Morgen jährt sich die staatlich orchestrierte Rettungsfusion von Credit Suisse mit UBS. Sie hat das Potenzial geschaffen, den Aktienkurs der nun einzigen Schweizer Grossbank zu verdoppeln.
Heute vor einem Jahr liefen die Verhandlungen auf Hochtouren. Einen Tag später, am Sonntag, den 19. März 2023, war klar: Credit Suisse ist tot – und UBS hat den Deal ihres Lebens gemacht.
Nach der anfänglichen Verunsicherung, wie die einzige verbliebene Schweizer Grossbank die ehemals global systemrelevante Credit Suisse wird retten und integrieren können, haben die Aktien von UBS ein Kursfeuerwerk gezündet – und der Schwung dauert weiter an.
Der Kursgewinn der vergangenen 365 Tage nimmt aber erst einen Bruchteil des Potenzials vorweg, das UBS aus dem Deal noch schöpfen kann. Diesem Potenzial wird in der folgenden Analyse nachgegangen.
Die UBS-Führungsmannschaft um Verwaltungsratspräsident Colm Kelleher war bestens für diesen Tag vorbereitet, und sie hat sich für die Übernahme von Credit Suisse diverse Bedingungen ausbedungen – allen voran den günstigen Übernahmepreis von 3 Mrd. Fr.
Atemberaubend ist auch der Wachstumsschritt, den UBS mit dem Deal macht: UBS-intern spricht man von einem Sprung von sieben bis acht Jahren organischer Entwicklung, der zudem das Potenzial schafft, danach aus eigener Kraft alle drei bis fünf Jahre um die Grösse einer mittleren Privatbank weiter zu wachsen.
Vor der Integration von Credit Suisse verwaltete UBS im Global Wealth Management 2,8 Bio. $, per Ende 2023 waren es dann 3,8 Bio. $. Nun lautet das Ziel, die Vermögensbasis bis 2028 auf mehr als 5 Bio. $ zu erweitern.
Bis 2025 sollen UBS jedes Jahr 100 Mrd. $ an Neugeldern zufliessen, ein Strom, der sich bis 2028 auf jährlich 200 Mrd. $ verdoppeln soll. Das entspricht 4% der dannzumal angestrebten Vermögensbasis und erscheint so trotz der riesigen absoluten Zahl nicht einmal unplausibel.
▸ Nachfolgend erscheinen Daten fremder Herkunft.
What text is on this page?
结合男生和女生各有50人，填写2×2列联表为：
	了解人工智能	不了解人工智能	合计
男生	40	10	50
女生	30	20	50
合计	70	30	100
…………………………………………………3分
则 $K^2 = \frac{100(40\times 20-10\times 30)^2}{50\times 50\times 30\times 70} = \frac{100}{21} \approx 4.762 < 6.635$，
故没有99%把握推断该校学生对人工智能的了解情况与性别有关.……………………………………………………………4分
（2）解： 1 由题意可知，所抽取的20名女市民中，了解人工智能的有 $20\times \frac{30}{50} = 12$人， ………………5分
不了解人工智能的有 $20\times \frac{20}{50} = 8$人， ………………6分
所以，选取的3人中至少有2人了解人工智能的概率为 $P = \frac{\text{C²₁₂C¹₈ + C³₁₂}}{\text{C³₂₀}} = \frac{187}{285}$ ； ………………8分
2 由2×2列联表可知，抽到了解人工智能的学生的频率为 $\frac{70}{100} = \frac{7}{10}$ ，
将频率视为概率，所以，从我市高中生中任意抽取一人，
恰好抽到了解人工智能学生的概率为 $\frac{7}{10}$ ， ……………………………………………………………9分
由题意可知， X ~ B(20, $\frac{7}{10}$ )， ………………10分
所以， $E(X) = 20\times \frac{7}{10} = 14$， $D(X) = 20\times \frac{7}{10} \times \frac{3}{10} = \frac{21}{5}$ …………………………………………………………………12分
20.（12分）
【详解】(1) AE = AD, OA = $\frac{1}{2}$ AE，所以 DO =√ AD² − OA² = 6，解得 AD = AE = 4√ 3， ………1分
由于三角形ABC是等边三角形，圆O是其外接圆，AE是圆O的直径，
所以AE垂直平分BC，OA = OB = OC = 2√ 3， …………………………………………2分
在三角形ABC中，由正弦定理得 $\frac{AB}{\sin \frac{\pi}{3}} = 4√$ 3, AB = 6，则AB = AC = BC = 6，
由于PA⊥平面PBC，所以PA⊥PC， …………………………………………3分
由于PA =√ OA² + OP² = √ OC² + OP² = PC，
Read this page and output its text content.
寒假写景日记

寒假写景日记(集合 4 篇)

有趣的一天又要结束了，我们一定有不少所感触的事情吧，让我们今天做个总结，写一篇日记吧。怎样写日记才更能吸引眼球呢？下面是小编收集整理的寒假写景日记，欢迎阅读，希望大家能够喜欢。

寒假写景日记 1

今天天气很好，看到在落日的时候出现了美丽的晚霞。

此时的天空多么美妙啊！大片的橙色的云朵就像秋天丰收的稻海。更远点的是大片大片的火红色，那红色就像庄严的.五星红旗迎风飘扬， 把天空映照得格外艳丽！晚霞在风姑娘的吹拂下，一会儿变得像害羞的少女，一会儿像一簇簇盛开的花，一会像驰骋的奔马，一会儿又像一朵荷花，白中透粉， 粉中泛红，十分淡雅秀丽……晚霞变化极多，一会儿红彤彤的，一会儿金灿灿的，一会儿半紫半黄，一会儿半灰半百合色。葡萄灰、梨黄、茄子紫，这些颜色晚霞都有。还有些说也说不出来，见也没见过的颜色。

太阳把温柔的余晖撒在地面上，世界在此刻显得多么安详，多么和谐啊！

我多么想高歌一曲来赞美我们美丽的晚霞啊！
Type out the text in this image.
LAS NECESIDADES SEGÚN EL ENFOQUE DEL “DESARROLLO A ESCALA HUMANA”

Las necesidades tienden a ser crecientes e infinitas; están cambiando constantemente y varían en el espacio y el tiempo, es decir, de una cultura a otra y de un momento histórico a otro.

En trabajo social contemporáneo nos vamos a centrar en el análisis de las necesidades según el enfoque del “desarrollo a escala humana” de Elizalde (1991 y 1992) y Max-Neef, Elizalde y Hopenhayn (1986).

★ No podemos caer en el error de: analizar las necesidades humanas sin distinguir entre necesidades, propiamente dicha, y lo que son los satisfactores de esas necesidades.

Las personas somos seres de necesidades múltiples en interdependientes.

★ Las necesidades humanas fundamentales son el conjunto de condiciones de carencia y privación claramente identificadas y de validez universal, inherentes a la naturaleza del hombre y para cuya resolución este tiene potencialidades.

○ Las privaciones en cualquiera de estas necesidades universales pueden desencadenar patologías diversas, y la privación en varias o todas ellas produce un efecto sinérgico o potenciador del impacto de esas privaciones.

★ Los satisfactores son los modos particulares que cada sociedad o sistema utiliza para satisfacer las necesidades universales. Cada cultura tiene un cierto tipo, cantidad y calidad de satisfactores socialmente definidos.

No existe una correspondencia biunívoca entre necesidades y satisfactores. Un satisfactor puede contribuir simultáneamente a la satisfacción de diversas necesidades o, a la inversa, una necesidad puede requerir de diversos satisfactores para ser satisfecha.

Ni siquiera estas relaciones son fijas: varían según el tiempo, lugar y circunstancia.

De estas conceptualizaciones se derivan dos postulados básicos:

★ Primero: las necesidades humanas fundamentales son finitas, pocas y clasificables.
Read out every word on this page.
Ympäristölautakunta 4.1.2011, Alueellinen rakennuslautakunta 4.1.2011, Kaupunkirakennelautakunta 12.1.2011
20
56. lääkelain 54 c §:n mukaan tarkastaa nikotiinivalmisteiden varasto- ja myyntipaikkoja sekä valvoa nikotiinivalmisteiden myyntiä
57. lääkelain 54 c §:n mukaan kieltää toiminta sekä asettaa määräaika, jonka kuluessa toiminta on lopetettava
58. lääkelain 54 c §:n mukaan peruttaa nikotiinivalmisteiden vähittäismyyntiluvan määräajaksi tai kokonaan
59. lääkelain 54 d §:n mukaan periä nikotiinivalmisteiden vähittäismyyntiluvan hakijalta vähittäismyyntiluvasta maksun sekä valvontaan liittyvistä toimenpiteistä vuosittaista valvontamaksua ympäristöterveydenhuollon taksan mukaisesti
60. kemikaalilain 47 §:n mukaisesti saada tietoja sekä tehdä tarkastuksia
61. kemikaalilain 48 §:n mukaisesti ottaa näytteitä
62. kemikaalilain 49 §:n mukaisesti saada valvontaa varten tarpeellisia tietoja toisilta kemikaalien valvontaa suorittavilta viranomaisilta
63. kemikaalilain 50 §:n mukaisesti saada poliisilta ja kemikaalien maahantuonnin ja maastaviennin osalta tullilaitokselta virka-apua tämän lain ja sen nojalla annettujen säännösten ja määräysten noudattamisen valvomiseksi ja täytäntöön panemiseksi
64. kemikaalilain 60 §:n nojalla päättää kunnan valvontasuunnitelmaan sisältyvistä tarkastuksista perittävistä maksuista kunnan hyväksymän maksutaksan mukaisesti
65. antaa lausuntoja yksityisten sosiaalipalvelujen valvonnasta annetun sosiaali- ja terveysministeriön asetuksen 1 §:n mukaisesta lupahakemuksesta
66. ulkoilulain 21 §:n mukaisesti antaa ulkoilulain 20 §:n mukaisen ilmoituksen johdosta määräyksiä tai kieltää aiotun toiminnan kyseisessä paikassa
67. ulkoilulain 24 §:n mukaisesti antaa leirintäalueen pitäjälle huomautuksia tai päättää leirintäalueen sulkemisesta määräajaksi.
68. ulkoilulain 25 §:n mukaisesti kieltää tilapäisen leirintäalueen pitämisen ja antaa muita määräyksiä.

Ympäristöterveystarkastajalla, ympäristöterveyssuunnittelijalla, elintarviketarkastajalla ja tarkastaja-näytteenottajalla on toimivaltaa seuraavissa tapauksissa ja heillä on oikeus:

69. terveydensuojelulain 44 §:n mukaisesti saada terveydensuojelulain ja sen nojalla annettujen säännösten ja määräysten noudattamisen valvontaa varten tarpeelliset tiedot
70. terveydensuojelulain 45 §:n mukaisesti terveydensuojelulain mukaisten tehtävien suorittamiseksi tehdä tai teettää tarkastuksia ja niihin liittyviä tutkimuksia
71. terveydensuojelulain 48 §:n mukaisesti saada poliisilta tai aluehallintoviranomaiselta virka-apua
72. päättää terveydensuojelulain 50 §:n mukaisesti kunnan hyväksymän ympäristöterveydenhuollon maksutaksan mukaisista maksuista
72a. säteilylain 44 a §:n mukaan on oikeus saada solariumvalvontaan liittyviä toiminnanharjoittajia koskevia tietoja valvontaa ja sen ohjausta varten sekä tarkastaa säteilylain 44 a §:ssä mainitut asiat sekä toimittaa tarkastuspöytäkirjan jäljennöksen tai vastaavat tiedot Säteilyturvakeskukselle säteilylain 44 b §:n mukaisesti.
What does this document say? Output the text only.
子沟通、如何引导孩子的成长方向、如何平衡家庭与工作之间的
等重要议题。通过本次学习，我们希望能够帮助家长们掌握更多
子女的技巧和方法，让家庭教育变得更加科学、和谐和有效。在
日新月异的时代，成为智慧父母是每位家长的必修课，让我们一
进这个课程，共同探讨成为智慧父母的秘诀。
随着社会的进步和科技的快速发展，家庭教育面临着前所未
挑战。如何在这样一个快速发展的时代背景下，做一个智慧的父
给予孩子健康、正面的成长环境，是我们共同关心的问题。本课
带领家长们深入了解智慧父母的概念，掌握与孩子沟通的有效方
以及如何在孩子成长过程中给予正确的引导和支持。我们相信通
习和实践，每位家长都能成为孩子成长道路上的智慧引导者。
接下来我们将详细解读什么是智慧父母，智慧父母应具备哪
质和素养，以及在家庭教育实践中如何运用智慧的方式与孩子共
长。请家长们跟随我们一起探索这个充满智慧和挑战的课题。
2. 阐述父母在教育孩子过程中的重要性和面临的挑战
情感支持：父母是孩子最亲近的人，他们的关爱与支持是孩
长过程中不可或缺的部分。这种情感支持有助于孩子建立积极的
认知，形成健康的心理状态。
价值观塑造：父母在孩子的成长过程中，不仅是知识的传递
«UBS wird dank der Integration von Credit Suisse nicht nur zu der mit Abstand grössten globalen Vermögensverwaltungsbank, sondern auch ihr Ertragsmix und ihre geografische Reichweite werden einzigartig sein», sagt Andreas Venditti, Bankenanalyst von Vontobel.
«Die mit Abstand grössten Einnahmen wird das Wealth Management bringen, und zwar stärker ausgeprägt als bei Morgan Stanley, der mit UBS vergleichbarsten Bank», sagt Venditti. Zudem sei UBS dank der komplementären Franchise von Credit Suisse global nun viel breiter aufgestellt als die US-Konkurrentin, beispielsweise mit neuen starken Standbeinen in Südostasien, Lateinamerika und Australien.
Die Integration der ehemaligen Lokalrivalin stärkt zudem ihr hoch profitables Schweizer Retail- und Kommerzgeschäft. Das kapitalintensive und schwankungsanfällige Investment Banking hingegen wird in Bezug auf die Gesamteinnahmen prozentual nur noch rund halb so gross sein wie bei Morgan Stanley.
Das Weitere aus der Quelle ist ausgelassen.